Эта вечерняя история с рубашкой… Боги, что за игру вела эта девочка, сама того не понимая? Ее напор, какой-то странный отчаянный задор настолько ошеломили Сандора, что он чуть было не потерял над собой контроль. Этот долбаный контроль, который стоил ему таких немыслимых усилий — как над душой, так и над плотью! И она уже чувствовала свою над ним власть — инстинктивно, исподволь она подбиралась все ближе к нему — пока прятаться стало уже некуда. И начинала пользоваться этой своей силой — пока потихоньку, словно примеряясь к новому ощущению. Прямо как Серсея. Неужели и вправду все они одинаковые — старые, молодые, уродливые и красивые, желанные и не слишком — но всегда необходимые и от того обладающие странной властью, и от ее осознания жаждущие все больше и больше этой самой власти? А уж если попадется одна — та, что, в отличие от других, прошибет-таки все твои стены, непонятно как, непонятно зачем, и вдруг окажется перед тобой — вся, целиком, какой ее создало что-то там, во что Сандор никогда не верил — достаточно одного взгляда, жеста — и ты пропал.
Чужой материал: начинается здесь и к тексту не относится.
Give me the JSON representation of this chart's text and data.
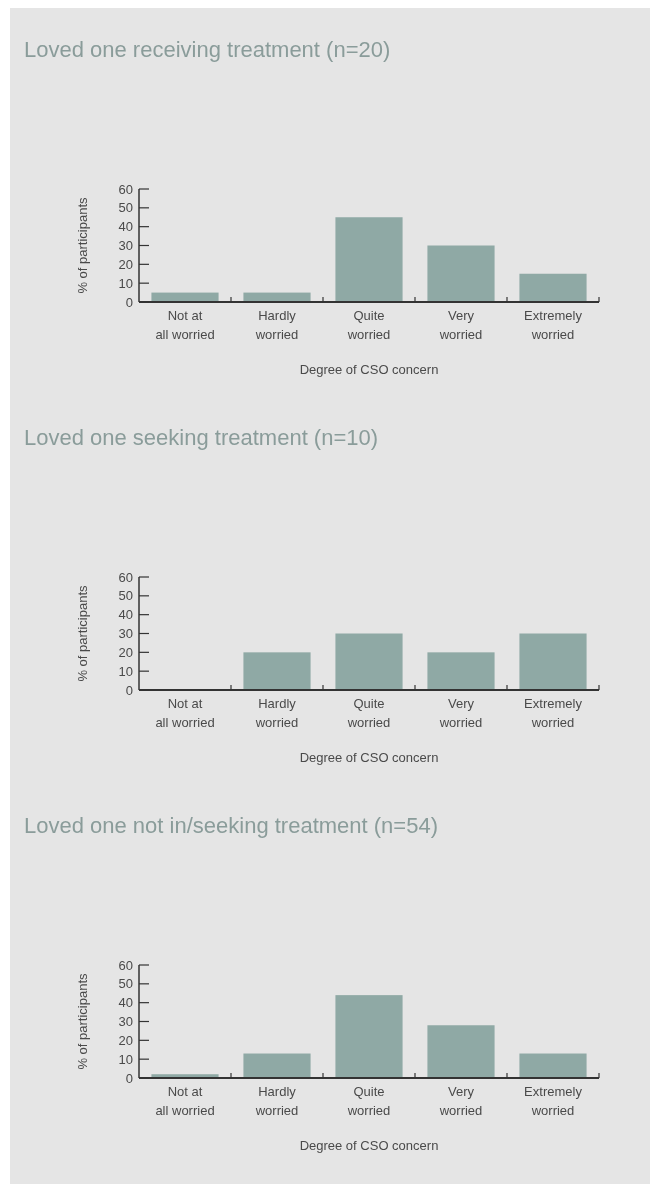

Пока Сандор раздумывал над тем, что ему до тошноты надоело, что все эти бабы им помыкают: «езжай туда», «сделай се», «снимай рубашку», «возьми меня прямо здесь, прямо сейчас», пока не погасло солнце, пока не открылась дверь… Ее руки — боги, ее руки! — ледяные от стирки, покрасневшие, наверное, от холодной воды ладони легли ему сзади на плечи, словно она имела на это право — класть ему руки на плечи, как будто уже знала, что он давно — ее. Он стоял спокойно — в мозгу полуобгоревшим обезумевшим мотыльком билась мысль: «Только не двигайся, не моргай, не дыши, иначе — все». Тело уже почти перестало ему повиноваться. Обернуться, сжать ее плечи, чтобы они почти сломались — эти хрупкие, как у ребенка, точеные плечи — отстранить ее от себя, чтобы можно было дотронуться до груди, ощутить под ладонью ее острый девичий сосок, очертить ребром ладони мягкую линию талии — и ниже, там, где короткая ее майка открывает чуть неровную, выпуклую снизу чашечку пупка, где на плоском животе розовеет полоска от резинки шортов… И тут он почувствовал еще одно прикосновение — как будто между лопаток ему кто-то положил кусок нежного, шелковисто-теплого бархата — позвоночник щекотали ее мягкие волосы, а чуть ниже Сандор ощутил, как, словно крыльями бабочки, Пташка задела его спину пушистым ободком ресниц, закрывая глаза. В этот момент он перестал сопротивляться душой и телом — и просто стоял, и падал в вечность — вместе с ней.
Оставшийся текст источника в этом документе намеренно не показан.